The Top Ten Tips on Communicating Climate Change

A few months back I was fortunate enough to be invited to join some really great people to talk about talking about climate change. The key findings from that day in Copenhagen are below. What became very clear was our inability to create more positive, exciting, inclusive stories about the issue. Hopefully these guidelines can help push the message into more positive territory.


1) Ask yourself what effect you want to achieve.
Do you want to disseminate information? Evoke emotional responses? Inspire an action step? Introduce a new behavior? Once you know what you want to achieve, you can start thinking about target audiences, channels, messages.
2) Identify everyday climate change heroes
Sustainable solutions already exist and are used by people like you and me. Bring the solutions and the people who use them forward and let them lead the way.

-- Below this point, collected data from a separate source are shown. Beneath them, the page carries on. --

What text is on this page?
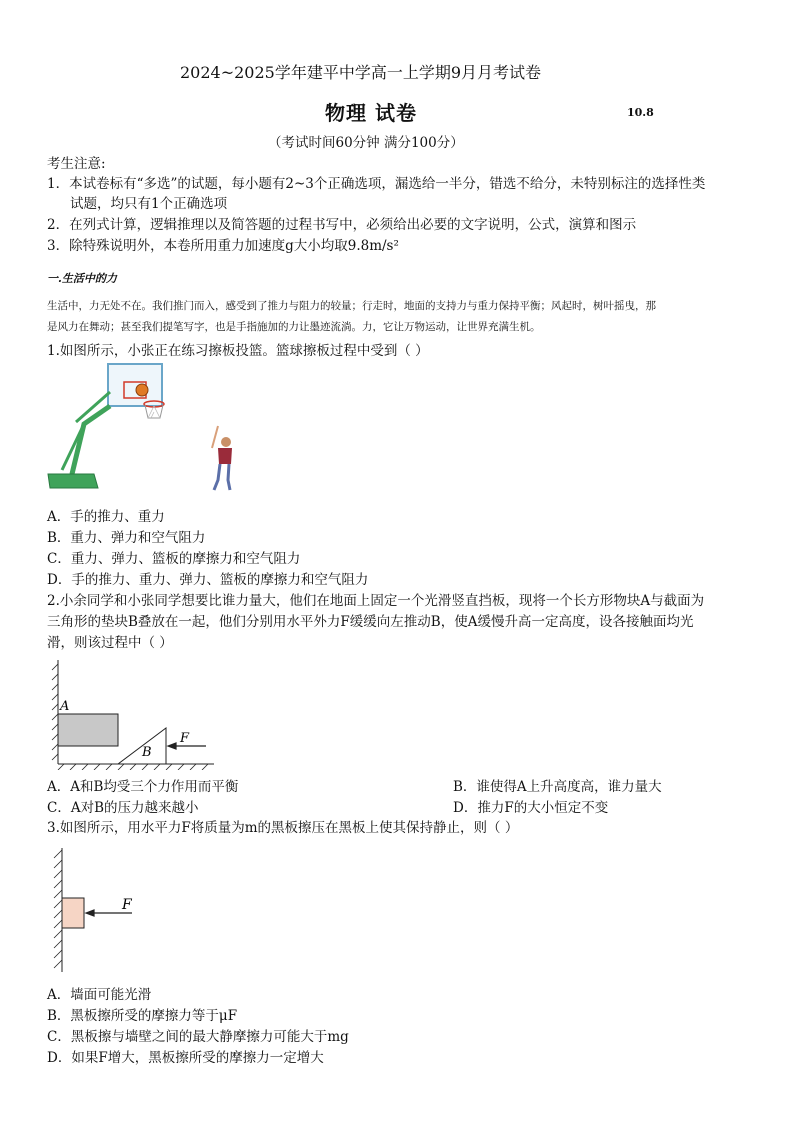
2024~2025学年建平中学高一上学期9月月考试卷
物理 试卷	10.8
（考试时间60分钟 满分100分）
考生注意:
1．本试卷标有“多选”的试题，每小题有2~3个正确选项，漏选给一半分，错选不给分，未特别标注的选择性类
试题，均只有1个正确选项
2．在列式计算，逻辑推理以及简答题的过程书写中，必须给出必要的文字说明，公式，演算和图示
3．除特殊说明外，本卷所用重力加速度g大小均取9.8m/s²
一.生活中的力
生活中，力无处不在。我们推门而入，感受到了推力与阻力的较量；行走时，地面的支持力与重力保持平衡；风起时，树叶摇曳，那
是风力在舞动；甚至我们提笔写字，也是手指施加的力让墨迹流淌。力，它让万物运动，让世界充满生机。
1.如图所示，小张正在练习擦板投篮。篮球擦板过程中受到（ ）
A．手的推力、重力
B．重力、弹力和空气阻力
C．重力、弹力、篮板的摩擦力和空气阻力
D．手的推力、重力、弹力、篮板的摩擦力和空气阻力
2.小余同学和小张同学想要比谁力量大，他们在地面上固定一个光滑竖直挡板，现将一个长方形物块A与截面为
三角形的垫块B叠放在一起，他们分别用水平外力F缓缓向左推动B，使A缓慢升高一定高度，设各接触面均光
滑，则该过程中（ ）
A
B
F
A．A和B均受三个力作用而平衡	B．谁使得A上升高度高，谁力量大
C．A对B的压力越来越小	D．推力F的大小恒定不变
3.如图所示，用水平力F将质量为m的黑板擦压在黑板上使其保持静止，则（ ）
F
A．墙面可能光滑
B．黑板擦所受的摩擦力等于μF
C．黑板擦与墙壁之间的最大静摩擦力可能大于mg
D．如果F增大，黑板擦所受的摩擦力一定增大
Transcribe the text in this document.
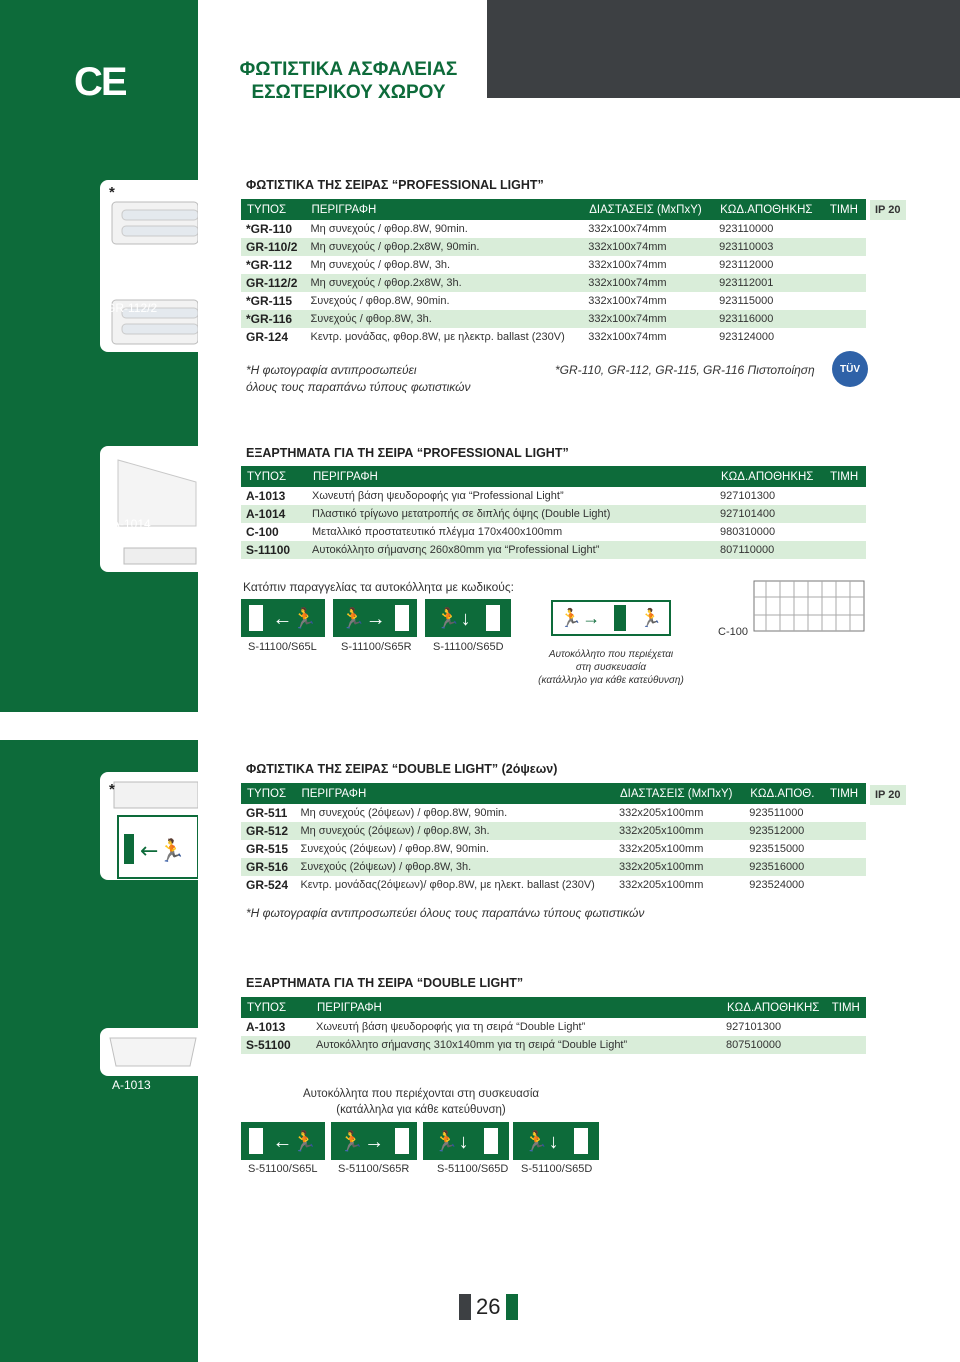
CE	ΦΩΤΙΣΤΙΚΑ ΑΣΦΑΛΕΙΑΣ
ΕΣΩΤΕΡΙΚΟΥ ΧΩΡΟΥ
*
GR-110/2
GR-112/2
ΦΩΤΙΣΤΙΚΑ ΤΗΣ ΣΕΙΡΑΣ “PROFESSIONAL LIGHT”
ΤΥΠΟΣ	ΠΕΡΙΓΡΑΦΗ	ΔΙΑΣΤΑΣΕΙΣ (ΜxΠxΥ)	ΚΩΔ.ΑΠΟΘΗΚΗΣ	ΤΙΜΗ
*GR-110	Μη συνεχούς / φθορ.8W, 90min.	332x100x74mm	923110000	
GR-110/2	Μη συνεχούς / φθορ.2x8W, 90min.	332x100x74mm	923110003	
*GR-112	Μη συνεχούς / φθορ.8W, 3h.	332x100x74mm	923112000	
GR-112/2	Μη συνεχούς / φθορ.2x8W, 3h.	332x100x74mm	923112001	
*GR-115	Συνεχούς / φθορ.8W, 90min.	332x100x74mm	923115000	
*GR-116	Συνεχούς / φθορ.8W, 3h.	332x100x74mm	923116000	
GR-124	Κεντρ. μονάδας, φθορ.8W, με ηλεκτρ. ballast (230V)	332x100x74mm	923124000	
IP 20
*Η φωτογραφία αντιπροσωπεύει
όλους τους παραπάνω τύπους φωτιστικών
*GR-110, GR-112, GR-115, GR-116 Πιστοποίηση	TÜV
A-1014
ΕΞΑΡΤΗΜΑΤΑ ΓΙΑ ΤΗ ΣΕΙΡΑ “PROFESSIONAL LIGHT”
ΤΥΠΟΣ	ΠΕΡΙΓΡΑΦΗ	ΚΩΔ.ΑΠΟΘΗΚΗΣ	ΤΙΜΗ
A-1013	Χωνευτή βάση ψευδοροφής για “Professional Light”	927101300	
A-1014	Πλαστικό τρίγωνο μετατροπής σε διπλής όψης (Double Light)	927101400	
C-100	Μεταλλικό προστατευτικό πλέγμα 170x400x100mm	980310000	
S-11100	Αυτοκόλλητο σήμανσης 260x80mm για “Professional Light”	807110000	
Κατόπιν παραγγελίας τα αυτοκόλλητα με κωδικούς:
←🏃 🏃→	🏃↓
S-11100/S65L S-11100/S65R S-11100/S65D
🏃→ 🏃
Αυτοκόλλητο που περιέχεται
στη συσκευασία
(κατάλληλο για κάθε κατεύθυνση)
C-100
←🏃
*
ΦΩΤΙΣΤΙΚΑ ΤΗΣ ΣΕΙΡΑΣ “DOUBLE LIGHT” (2όψεων)
ΤΥΠΟΣ	ΠΕΡΙΓΡΑΦΗ	ΔΙΑΣΤΑΣΕΙΣ (ΜxΠxΥ)	ΚΩΔ.ΑΠΟΘ.	ΤΙΜΗ
GR-511	Μη συνεχούς (2όψεων) / φθορ.8W, 90min.	332x205x100mm	923511000	
GR-512	Μη συνεχούς (2όψεων) / φθορ.8W, 3h.	332x205x100mm	923512000	
GR-515	Συνεχούς (2όψεων) / φθορ.8W, 90min.	332x205x100mm	923515000	
GR-516	Συνεχούς (2όψεων) / φθορ.8W, 3h.	332x205x100mm	923516000	
GR-524	Κεντρ. μονάδας(2όψεων)/ φθορ.8W, με ηλεκτ. ballast (230V)	332x205x100mm	923524000	
IP 20
*Η φωτογραφία αντιπροσωπεύει όλους τους παραπάνω τύπους φωτιστικών
A-1013
ΕΞΑΡΤΗΜΑΤΑ ΓΙΑ ΤΗ ΣΕΙΡΑ “DOUBLE LIGHT”
ΤΥΠΟΣ	ΠΕΡΙΓΡΑΦΗ	ΚΩΔ.ΑΠΟΘΗΚΗΣ	ΤΙΜΗ
A-1013	Χωνευτή βάση ψευδοροφής για τη σειρά “Double Light”	927101300	
S-51100	Αυτοκόλλητο σήμανσης 310x140mm για τη σειρά “Double Light”	807510000	
Αυτοκόλλητα που περιέχονται στη συσκευασία
(κατάλληλα για κάθε κατεύθυνση)
←🏃 🏃→ 🏃↓	🏃↓
S-51100/S65L S-51100/S65R	S-51100/S65D S-51100/S65D
26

3) Reframe the climate conversation
Creating a more sustainable way of life is not about sacrifice – it’s about benefits that exceed creating a more sustainable world. Focus on these benefits and don’t always relate them to climate change. Instead, the benefits of sustainable living should be easy to imagine for the listener.
4) Rebuild trust
On the journey towards the sustainable world of tomorrow, there is bound to be detours. Be open and transparent about the trial and error process of innovation. Recognize contributors in public and ask for help.
5) Be provocative
Climate change is a very serious challenge, but traditional communication creates more apathy than action. In order to reclaim the audience’s interest, we must dare to be provocative and rebellious in our storytelling. Include unexpected means of communication such as art to evoke feelings and make a lasting imprint.
6) No more polar bears
The image of a lonely polar bear on a melting ice sheet has done its job of raising awareness and communicating the serious nature of climate change – we are ready to move on. Climate change communication has to be empowering and answer the question: “What can I do?”
7) Make it convenient
The right thing to do for the planet should always be the right thing in general. We shouldn’t have to go out of our way to live sustainably. Anticipate needs of your target audience and let there be more than one “best choice” in the moment of decision.

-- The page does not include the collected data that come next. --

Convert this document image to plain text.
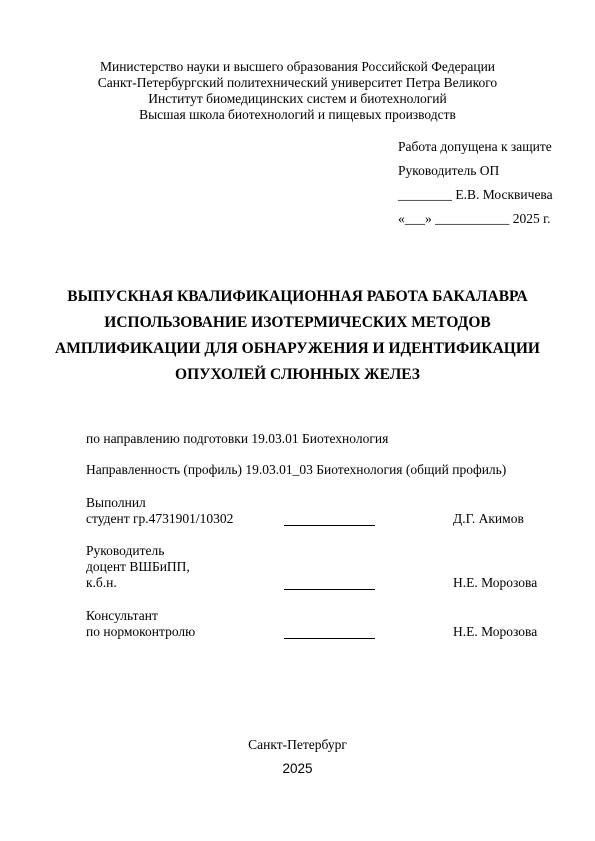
Министерство науки и высшего образования Российской Федерации
Санкт-Петербургский политехнический университет Петра Великого
Институт биомедицинских систем и биотехнологий
Высшая школа биотехнологий и пищевых производств
Работа допущена к защите
Руководитель ОП
________ Е.В. Москвичева
«___» ___________ 2025 г.
ВЫПУСКНАЯ КВАЛИФИКАЦИОННАЯ РАБОТА БАКАЛАВРА
ИСПОЛЬЗОВАНИЕ ИЗОТЕРМИЧЕСКИХ МЕТОДОВ
АМПЛИФИКАЦИИ ДЛЯ ОБНАРУЖЕНИЯ И ИДЕНТИФИКАЦИИ
ОПУХОЛЕЙ СЛЮННЫХ ЖЕЛЕЗ
по направлению подготовки 19.03.01 Биотехнология
Направленность (профиль) 19.03.01_03 Биотехнология (общий профиль)
Выполнил
студент гр.4731901/10302	Д.Г. Акимов
Руководитель
доцент ВШБиПП,
к.б.н.	Н.Е. Морозова
Консультант
по нормоконтролю	Н.Е. Морозова
Санкт-Петербург
2025
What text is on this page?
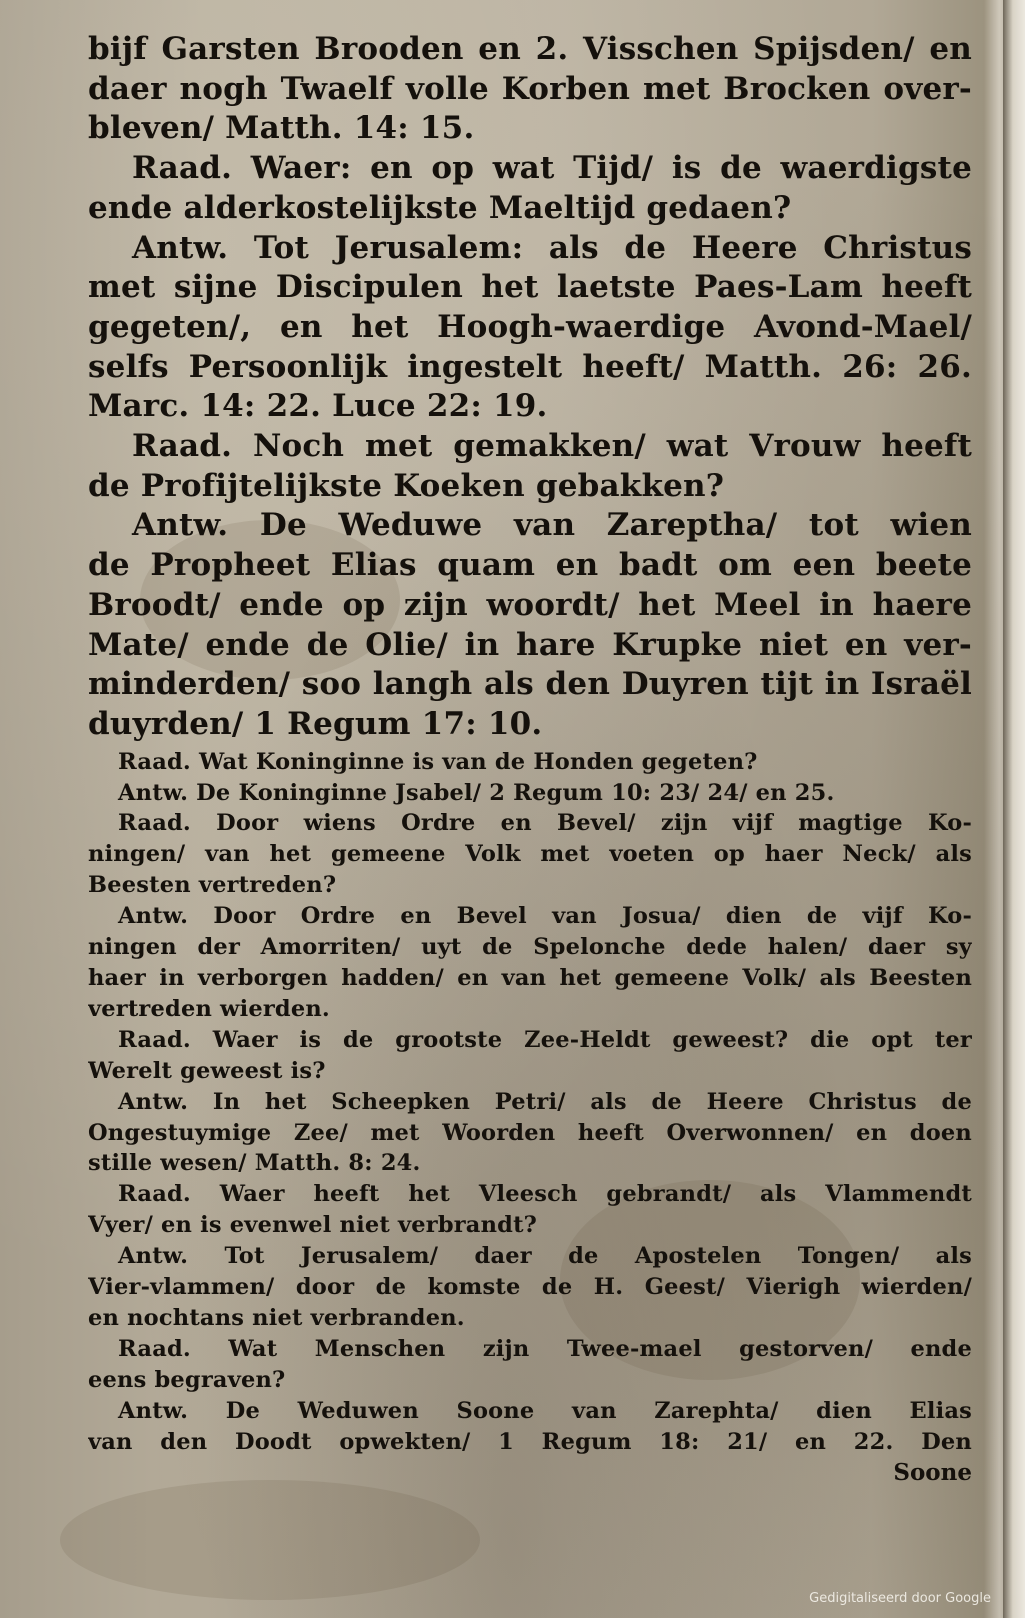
bijf Garsten Brooden en 2. Visschen Spijsden/ en
daer nogh Twaelf volle Korben met Brocken over-
bleven/ Matth. 14: 15.
Raad. Waer: en op wat Tijd/ is de waerdigste
ende alderkostelijkste Maeltijd gedaen?
Antw. Tot Jerusalem: als de Heere Christus
met sijne Discipulen het laetste Paes-Lam heeft
gegeten/, en het Hoogh-waerdige Avond-Mael/
selfs Persoonlijk ingestelt heeft/ Matth. 26: 26.
Marc. 14: 22. Luce 22: 19.
Raad. Noch met gemakken/ wat Vrouw heeft
de Profijtelijkste Koeken gebakken?
Antw. De Weduwe van Zareptha/ tot wien
de Propheet Elias quam en badt om een beete
Broodt/ ende op zijn woordt/ het Meel in haere
Mate/ ende de Olie/ in hare Krupke niet en ver-
minderden/ soo langh als den Duyren tijt in Israël
duyrden/ 1 Regum 17: 10.
Raad. Wat Koninginne is van de Honden gegeten?
Antw. De Koninginne Jsabel/ 2 Regum 10: 23/ 24/ en 25.
Raad. Door wiens Ordre en Bevel/ zijn vijf magtige Ko-
ningen/ van het gemeene Volk met voeten op haer Neck/ als
Beesten vertreden?
Antw. Door Ordre en Bevel van Josua/ dien de vijf Ko-
ningen der Amorriten/ uyt de Spelonche dede halen/ daer sy
haer in verborgen hadden/ en van het gemeene Volk/ als Beesten
vertreden wierden.
Raad. Waer is de grootste Zee-Heldt geweest? die opt ter
Werelt geweest is?
Antw. In het Scheepken Petri/ als de Heere Christus de
Ongestuymige Zee/ met Woorden heeft Overwonnen/ en doen
stille wesen/ Matth. 8: 24.
Raad. Waer heeft het Vleesch gebrandt/ als Vlammendt
Vyer/ en is evenwel niet verbrandt?
Antw. Tot Jerusalem/ daer de Apostelen Tongen/ als
Vier-vlammen/ door de komste de H. Geest/ Vierigh wierden/
en nochtans niet verbranden.
Raad. Wat Menschen zijn Twee-mael gestorven/ ende
eens begraven?
Antw. De Weduwen Soone van Zarephta/ dien Elias
van den Doodt opwekten/ 1 Regum 18: 21/ en 22. Den
Soone
Gedigitaliseerd door Google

8) Co-create the communication
Include your audience in creating the needed communication. They know their context and can make the material more personal and relevant.

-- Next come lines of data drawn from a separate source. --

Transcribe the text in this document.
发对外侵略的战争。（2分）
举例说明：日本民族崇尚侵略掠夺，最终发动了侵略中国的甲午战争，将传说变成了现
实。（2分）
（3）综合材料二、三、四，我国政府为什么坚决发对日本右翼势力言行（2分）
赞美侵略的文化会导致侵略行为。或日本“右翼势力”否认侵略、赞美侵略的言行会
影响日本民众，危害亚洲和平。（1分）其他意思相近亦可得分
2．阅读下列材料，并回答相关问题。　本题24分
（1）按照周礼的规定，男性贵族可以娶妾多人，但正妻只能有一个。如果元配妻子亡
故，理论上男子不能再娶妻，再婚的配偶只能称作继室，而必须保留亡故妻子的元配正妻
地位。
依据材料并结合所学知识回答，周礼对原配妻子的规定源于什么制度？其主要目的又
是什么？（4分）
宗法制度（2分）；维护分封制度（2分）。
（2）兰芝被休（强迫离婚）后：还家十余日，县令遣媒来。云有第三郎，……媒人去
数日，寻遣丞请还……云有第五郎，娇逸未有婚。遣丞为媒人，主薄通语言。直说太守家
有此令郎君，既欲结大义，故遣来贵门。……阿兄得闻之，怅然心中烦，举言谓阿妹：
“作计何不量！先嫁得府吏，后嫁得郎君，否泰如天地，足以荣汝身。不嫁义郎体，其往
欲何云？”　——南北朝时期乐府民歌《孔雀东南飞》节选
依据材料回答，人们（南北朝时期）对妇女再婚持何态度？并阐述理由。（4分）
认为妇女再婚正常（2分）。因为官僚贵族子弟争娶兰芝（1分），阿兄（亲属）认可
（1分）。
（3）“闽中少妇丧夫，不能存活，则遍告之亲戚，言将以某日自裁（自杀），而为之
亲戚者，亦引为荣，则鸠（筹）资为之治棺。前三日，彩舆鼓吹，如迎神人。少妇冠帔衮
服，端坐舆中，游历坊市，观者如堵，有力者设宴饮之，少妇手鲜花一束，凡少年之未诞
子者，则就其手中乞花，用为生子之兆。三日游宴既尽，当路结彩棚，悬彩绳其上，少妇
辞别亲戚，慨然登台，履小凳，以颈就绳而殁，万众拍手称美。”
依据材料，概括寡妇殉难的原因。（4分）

9) Answer the question: Now what?
Never communicate a message without directions on what to do with it. Climate change communication needs to include action points on how to achieve success.
10) Visualize the future
Tell a story of change through the eyes of the people you are communicating to. Put it in their neighborhood, workplace or school and describe the positive changes in those environments – emphasize the direct and indirect benefits of the solutions.

What are your thoughts? You might think these are simple solutions, if so, why aren’t we doing this?